O caminho de promoção da igualdade entre homens e mulheres, iniciado em 1976 com a nova Constituição da República Portuguesa, revela-se longo, embora profícuo na produção de legislação promotora da igualdade de género, de oportunidades no local de trabalho e da participação das mulheres na política, garantindo o seu direito de exercício de um papel ativo e influente nos domínios publico e privado.

Por outro lado, a presença das mulheres no ensino superior tem aumentado duma forma constante, representando mais de 54% dos alunos com matricula ativa em 2023. Esta realidade espelha a forte mudança nas oportunidades sociais e educacionais, mas sem o desejável reflexo na ocupação de cargos de liderança a nível político e social.

O elevado escrutínio da vida pessoal a que estão sujeitas – num mundo fortemente masculino como o da política – tem consequências nefastas por via da maior visibilidade e, consequentemente, maior exposição.
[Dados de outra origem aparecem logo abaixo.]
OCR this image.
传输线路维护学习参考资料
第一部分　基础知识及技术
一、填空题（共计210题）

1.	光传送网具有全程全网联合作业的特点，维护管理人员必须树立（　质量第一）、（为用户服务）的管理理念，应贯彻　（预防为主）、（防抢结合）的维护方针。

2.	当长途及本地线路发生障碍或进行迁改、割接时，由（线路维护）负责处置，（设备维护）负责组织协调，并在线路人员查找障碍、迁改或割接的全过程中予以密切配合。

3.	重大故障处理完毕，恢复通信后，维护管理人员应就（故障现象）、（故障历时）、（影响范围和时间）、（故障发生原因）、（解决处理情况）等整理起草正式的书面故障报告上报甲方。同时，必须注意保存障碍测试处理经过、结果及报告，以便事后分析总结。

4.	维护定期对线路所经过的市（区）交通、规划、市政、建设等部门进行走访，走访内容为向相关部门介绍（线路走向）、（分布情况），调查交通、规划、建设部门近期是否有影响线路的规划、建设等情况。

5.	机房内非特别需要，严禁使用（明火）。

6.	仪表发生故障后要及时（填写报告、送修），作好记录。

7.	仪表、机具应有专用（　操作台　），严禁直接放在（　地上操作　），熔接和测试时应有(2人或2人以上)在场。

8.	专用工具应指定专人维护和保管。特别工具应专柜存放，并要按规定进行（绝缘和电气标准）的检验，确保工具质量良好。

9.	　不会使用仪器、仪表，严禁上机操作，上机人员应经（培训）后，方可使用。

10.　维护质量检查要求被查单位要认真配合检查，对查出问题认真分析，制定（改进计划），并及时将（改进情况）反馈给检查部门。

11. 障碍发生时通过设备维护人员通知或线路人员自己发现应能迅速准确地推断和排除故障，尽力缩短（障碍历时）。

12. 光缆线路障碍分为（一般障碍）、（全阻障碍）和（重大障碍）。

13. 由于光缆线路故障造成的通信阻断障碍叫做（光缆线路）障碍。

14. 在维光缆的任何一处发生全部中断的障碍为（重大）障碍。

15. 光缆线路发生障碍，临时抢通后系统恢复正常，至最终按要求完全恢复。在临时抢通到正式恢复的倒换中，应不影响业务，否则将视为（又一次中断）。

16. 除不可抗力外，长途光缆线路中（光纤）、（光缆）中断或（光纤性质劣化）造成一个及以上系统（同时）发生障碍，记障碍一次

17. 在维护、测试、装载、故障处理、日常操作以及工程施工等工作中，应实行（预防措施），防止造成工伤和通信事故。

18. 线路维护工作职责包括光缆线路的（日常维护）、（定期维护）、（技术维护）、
Aliás, lembremo-nos do caso recente de Jacinda Ardern, que renunciou ao cargo de primeira ministra da Nova Zelândia. Esta realidade apresenta-se não só no mundo da política, mas também noutros setores em que a mulher exerce cargos de poder, nomeadamente de alta liderança corporativa onde a representação de género é desigual.
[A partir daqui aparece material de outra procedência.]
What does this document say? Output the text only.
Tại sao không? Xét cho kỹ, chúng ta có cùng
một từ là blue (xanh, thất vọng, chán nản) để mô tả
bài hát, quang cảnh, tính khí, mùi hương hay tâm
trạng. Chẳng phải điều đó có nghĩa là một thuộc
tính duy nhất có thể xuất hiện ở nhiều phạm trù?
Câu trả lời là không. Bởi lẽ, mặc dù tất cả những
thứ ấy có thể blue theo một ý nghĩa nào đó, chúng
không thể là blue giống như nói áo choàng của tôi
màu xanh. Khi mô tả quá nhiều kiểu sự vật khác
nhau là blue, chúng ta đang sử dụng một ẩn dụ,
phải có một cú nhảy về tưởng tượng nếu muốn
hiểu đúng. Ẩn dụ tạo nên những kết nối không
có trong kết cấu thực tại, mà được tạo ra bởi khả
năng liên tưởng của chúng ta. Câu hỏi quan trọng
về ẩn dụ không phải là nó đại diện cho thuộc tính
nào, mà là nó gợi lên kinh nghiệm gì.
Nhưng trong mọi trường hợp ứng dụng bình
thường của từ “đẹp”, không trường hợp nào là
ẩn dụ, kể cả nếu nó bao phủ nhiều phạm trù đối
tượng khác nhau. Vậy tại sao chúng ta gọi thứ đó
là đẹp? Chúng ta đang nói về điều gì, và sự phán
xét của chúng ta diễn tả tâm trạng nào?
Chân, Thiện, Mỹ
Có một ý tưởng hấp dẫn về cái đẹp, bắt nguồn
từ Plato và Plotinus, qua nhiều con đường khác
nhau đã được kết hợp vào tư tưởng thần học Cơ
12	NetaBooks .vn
Na realidade, atualmente, o foco de atenção centra-se em questões de cultura social muito mais que na vertente legislativa, ou seja, na igualdade legal. É no quotidiano pessoal e profissional que as preocupações continuam presentes, quer pela determinante questão da compatibilização da vida pessoal, profissional e familiar, ainda fortemente penalizadora para a mulher, quer pela manutenção social do tradicional papel de cuidadora que lhe é atribuído, perpetuando-se estereótipos de género que tornam a mudança mais difícil e, em consequência, mais lenta.

Embora tenham existido avanços significativos na legislação relacionada com licença parental, flexibilidade de horários e outras políticas que visam facilitar a conciliação entre trabalho e vida pessoal, muitas mulheres ainda enfrentam dificuldades significativas nesta área. Esta realidade é especialmente sentida em culturas onde as expectativas tradicionais de género persistem e onde o cuidado da família é visto primordialmente como uma responsabilidade feminina.
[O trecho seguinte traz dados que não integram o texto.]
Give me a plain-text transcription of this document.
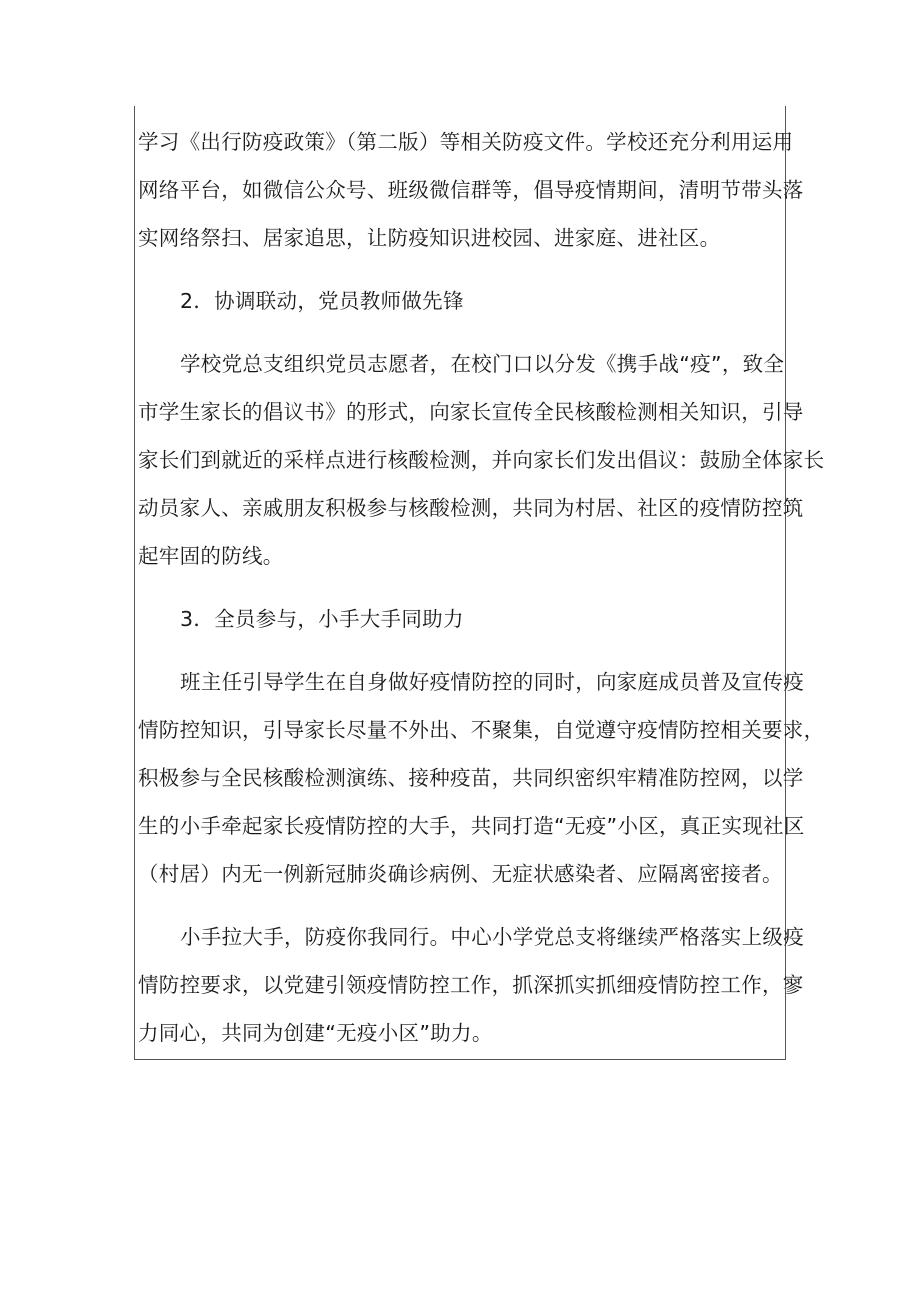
学习《出行防疫政策》（第二版）等相关防疫文件。学校还充分利用运用
网络平台，如微信公众号、班级微信群等，倡导疫情期间，清明节带头落
实网络祭扫、居家追思，让防疫知识进校园、进家庭、进社区。
2．协调联动，党员教师做先锋
学校党总支组织党员志愿者，在校门口以分发《携手战“疫”，致全
市学生家长的倡议书》的形式，向家长宣传全民核酸检测相关知识，引导
家长们到就近的采样点进行核酸检测，并向家长们发出倡议：鼓励全体家长
动员家人、亲戚朋友积极参与核酸检测，共同为村居、社区的疫情防控筑
起牢固的防线。
3．全员参与，小手大手同助力
班主任引导学生在自身做好疫情防控的同时，向家庭成员普及宣传疫
情防控知识，引导家长尽量不外出、不聚集，自觉遵守疫情防控相关要求，
积极参与全民核酸检测演练、接种疫苗，共同织密织牢精准防控网，以学
生的小手牵起家长疫情防控的大手，共同打造“无疫”小区，真正实现社区
（村居）内无一例新冠肺炎确诊病例、无症状感染者、应隔离密接者。
小手拉大手，防疫你我同行。中心小学党总支将继续严格落实上级疫
情防控要求，以党建引领疫情防控工作，抓深抓实抓细疫情防控工作，寥
力同心，共同为创建“无疫小区”助力。
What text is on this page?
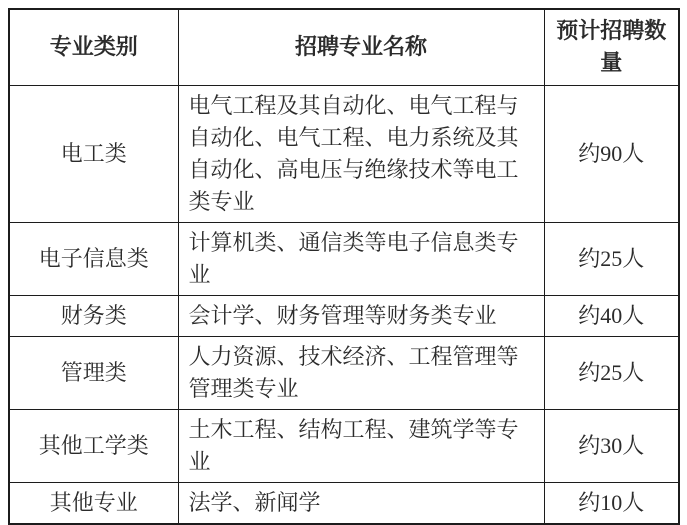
专业类别	招聘专业名称	预计招聘数量
电工类	电气工程及其自动化、电气工程与自动化、电气工程、电力系统及其自动化、高电压与绝缘技术等电工类专业	约90人
电子信息类	计算机类、通信类等电子信息类专业	约25人
财务类	会计学、财务管理等财务类专业	约40人
管理类	人力资源、技术经济、工程管理等管理类专业	约25人
其他工学类	土木工程、结构工程、建筑学等专业	约30人
其他专业	法学、新闻学	约10人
As empresas e organizações assumem um papel crucial na promoção da igualdade de género no local de trabalho, que poderá incluir a implementação de políticas que apoiem a conciliação entre trabalho e vida pessoal, a promoção de uma cultura organizacional inclusiva e o combate à discriminação de género em todas as suas formas.

Globalmente começa a existir a perceção de que, apesar da mudança de paradigma na abordagem das questões de género, se sente alguma estagnação, se não um retrocesso, no que se espera ser um processo evolutivo que conduza a uma sociedade onde não precisemos de quotas de género como garante duma justa e desejável representatividade das mulheres no processo de decisão e influência social.

É importante reconhecer que alcançar a igualdade de género é um processo complexo e multifatorial que exigirá o compromisso de governos, instituições, empresas e indivíduos em todo o mundo.

Cabe a todas e todos e a cada uma e cada um, na sua dimensão profissional e pessoal, contribuir, responsável e ativamente, na construção de uma realidade que se pretende, num futuro muito próximo, de verdadeira igualdade de oportunidades independentemente do contexto, dos atores ou do momento.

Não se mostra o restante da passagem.